At home and at school, conversations with the student might go something like this, ”Why aren’t you taking this seriously?” At this point, not taking school—and their academic future—seriously what can we do to disrupt this downward spiral? All too often, the adults are puzzled and frustrated by this disengagement.
What does it take to create a seriousness of purpose for a student who is off track? What would spark their engagement? Many students have stellar qualities: they are organized, have strong interpersonal skills, many are punctual and reliable. But without the engagement engine these attributes are sleepers.

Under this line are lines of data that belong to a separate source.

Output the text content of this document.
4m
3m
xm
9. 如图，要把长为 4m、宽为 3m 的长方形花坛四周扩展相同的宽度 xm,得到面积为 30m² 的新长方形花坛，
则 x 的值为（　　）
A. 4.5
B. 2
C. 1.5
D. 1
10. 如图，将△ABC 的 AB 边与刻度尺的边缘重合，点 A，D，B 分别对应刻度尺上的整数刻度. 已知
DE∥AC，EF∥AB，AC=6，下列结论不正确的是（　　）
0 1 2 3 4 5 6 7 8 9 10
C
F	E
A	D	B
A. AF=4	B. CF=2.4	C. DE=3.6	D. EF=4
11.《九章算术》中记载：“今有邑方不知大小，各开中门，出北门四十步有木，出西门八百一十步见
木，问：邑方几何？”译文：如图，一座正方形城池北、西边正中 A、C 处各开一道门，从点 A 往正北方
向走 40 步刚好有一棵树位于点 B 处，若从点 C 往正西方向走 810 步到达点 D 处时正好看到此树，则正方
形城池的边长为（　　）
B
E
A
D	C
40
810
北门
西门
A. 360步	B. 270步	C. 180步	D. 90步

For a student relegated to spend five weeks from 8 am to 2 pm in a summer school classroom, what could make the experience worthwhile and valuable?
We see Apprentices who are engaged in their preparation for work and have a very high degree of seriousness. What’s the secret sauce?
Kurt Hahn, founder of the Outward Bound movement once said,
” …There are three ways of trying to win the young. There is persuasion. There is compulsion and there is attraction. You can preach at them; that is a hook without a worm. You can say, “you must volunteer.” That is the devil. And you can tell them, “you are needed” that hardly ever fails.”
Apprenticeships create a place in the world for students to feel needed. They are an invitation to work alongside and join an effort to be of service. Here’s what the Apprentices have to say,
“When my boss taught me how to check people out, I was so excited. I had really wanted to do it. It taught me how to operate a cash register and give people the correct amount of change. It was fun and helped me use my math skills in the ‘Real World’.” – Kaya, Apprentice at Boing! Toy Shop
This prepares us (8th graders) for high school life, not just high school but life itself. I came in here scared is worried—would anyone like me? Is everything gonna go by fast? Slow? It’s worth it because you have a good time and learn skills. I don’t think there was a single dull moment. We have a good time and I learned lots of useful skills. —Yanisa, Apprentice at Thrift Shop of Boston.
As educators, our charge is to create authentic learning experiences that provide a compelling reason for students to take their learning seriously. It’s high stakes learning with clear purpose: to be needed. Ideally, students understand that learning math can mean they will be useful in the world.